Histologically, this lesion, which was first described by Campanacci, is characterized by an osteofibrous stroma replacing normal bone, showing trabeculae which, unlike in FD, are surrounded by a regular rim of prominent cubic osteoblasts, mature lamellar bone and zonal segmentation with newly formed trabeculae mostly in the cortical region. Radiologic features are eccentric, usually diaphyseally localized osteolytic lesions of the tibia with ground glass appearance. Differential diagnosis includes FD and adamantinoma.
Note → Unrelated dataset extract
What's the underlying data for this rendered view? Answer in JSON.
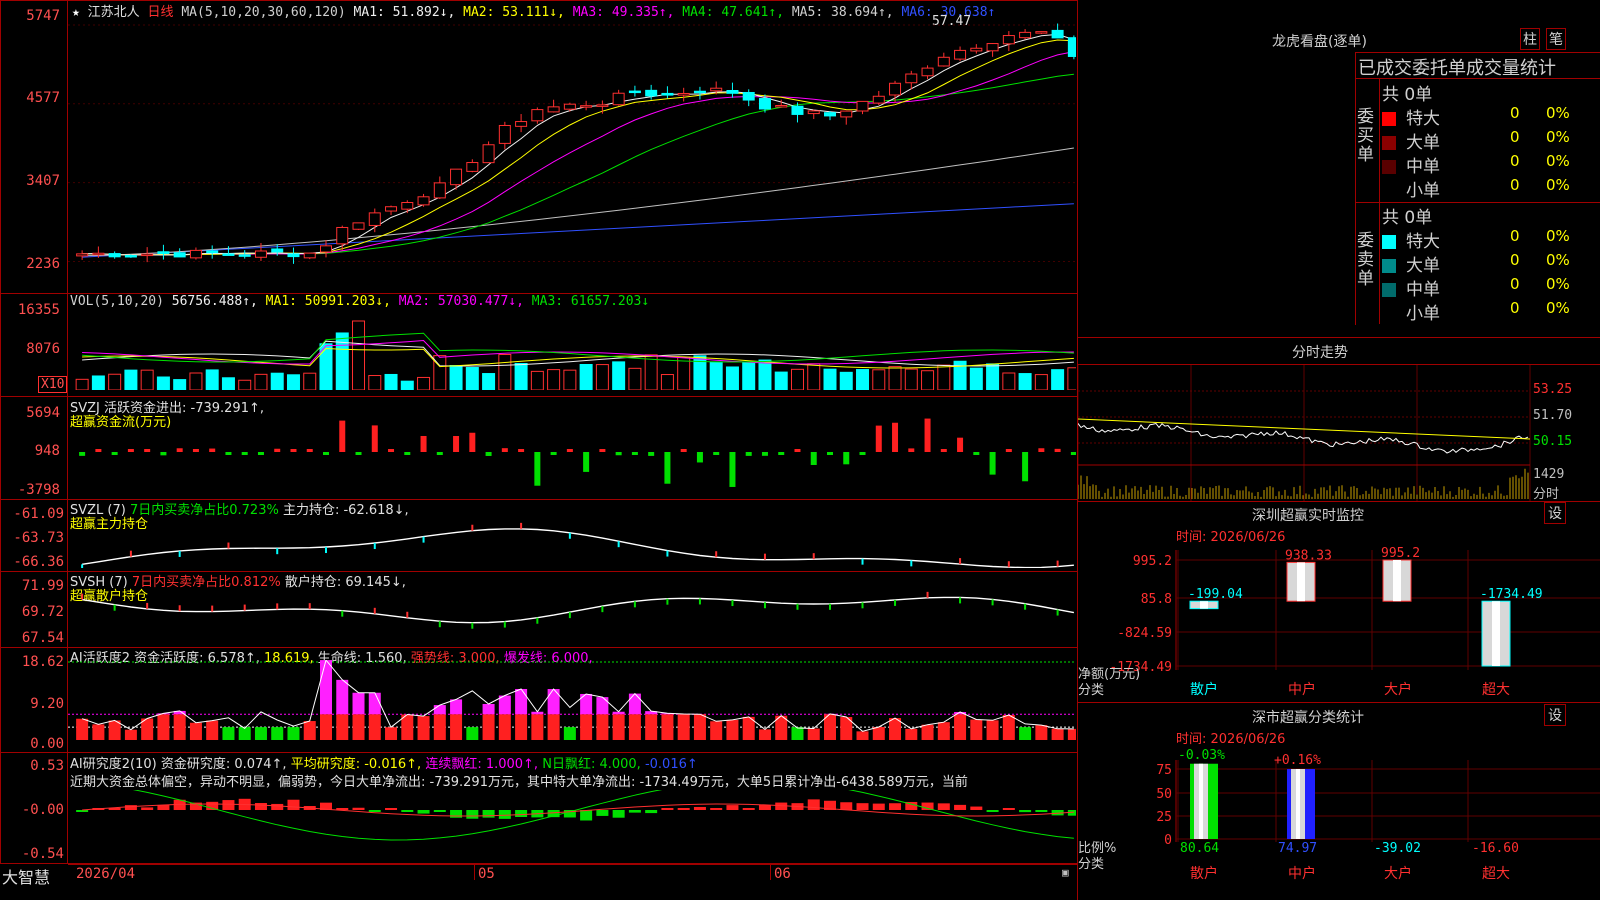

Just like OFD, the latter occurs almost exclusively in the tibia, its potential malignancy calling for a more radical therapeutical procedure. Being such a rare lesion, there are no clear guidelines regarding formal pathogenesis and therapy of adamantinoma in combination with osteofibrous stromal reaction. The mean age of the eleven patients with OFD was nine years, which is considerably lower than that of patients with FD (30 years). The lesions were found exclusively in the tibia. Surgical therapy is often followed by a recurrence of the tumor (in two cases in the present material), so it should be avoided, where possible. Thus, surgery should only be performed if complications are imminent, such as marked bone deformation or pseudoarthrosis. Unlike in FD, once bone maturation is completed, surgical treatment of OFD is not normally followed by recurrent disease. Thus, the prognosis of OFD with restricted surgical therapy is more favourable than that of FD, which frequently shows extensive skeletal involvement and recurrent disease even after many years. The more aggressive course of OFD reported by other authors must therefore be explained by too early surgical intervention, i.e. during bone maturation.

摘要

组织学上,这种最初由坎帕纳奇描述的病变,其特征是骨纤维基质取代正常骨,显示出小梁,与骨纤维异常增殖症不同的是,小梁周围有一层规则的、突出的立方形成骨细胞、成熟板层骨,且有带状分割,新形成的小梁大多位于皮质区域。放射学特征为胫骨偏心性、通常位于骨干的溶骨性病变,呈磨玻璃样外观。鉴别诊断包括骨纤维异常增殖症和造釉细胞瘤。与骨纤维结构不良样骨病一样,后者几乎仅发生于胫骨,其潜在的恶性程度需要更激进的治疗方法。由于这种病变非常罕见,关于造釉细胞瘤合并骨纤维基质反应的正式发病机制和治疗尚无明确指南。11例骨纤维结构不良样骨病患者的平均年龄为9岁,明显低于骨纤维异常增殖症患者(30岁)。病变仅见于胫骨。手术治疗后肿瘤常复发(本研究材料中有2例),因此应尽可能避免。因此,仅在即将出现并发症时,如明显的骨变形或假关节,才应进行手术。与骨纤维异常增殖症不同,一旦骨骼成熟完成,骨纤维结构不良样骨病的手术治疗通常不会导致疾病复发。因此,采用有限手术治疗的骨纤维结构不良样骨病的预后比骨纤维异常增殖症更有利,后者即使多年后仍常出现广泛的骨骼受累和疾病复发。其他作者报道的骨纤维结构不良样骨病更具侵袭性的病程,因此必须解释为手术干预过早,即在骨骼成熟期间。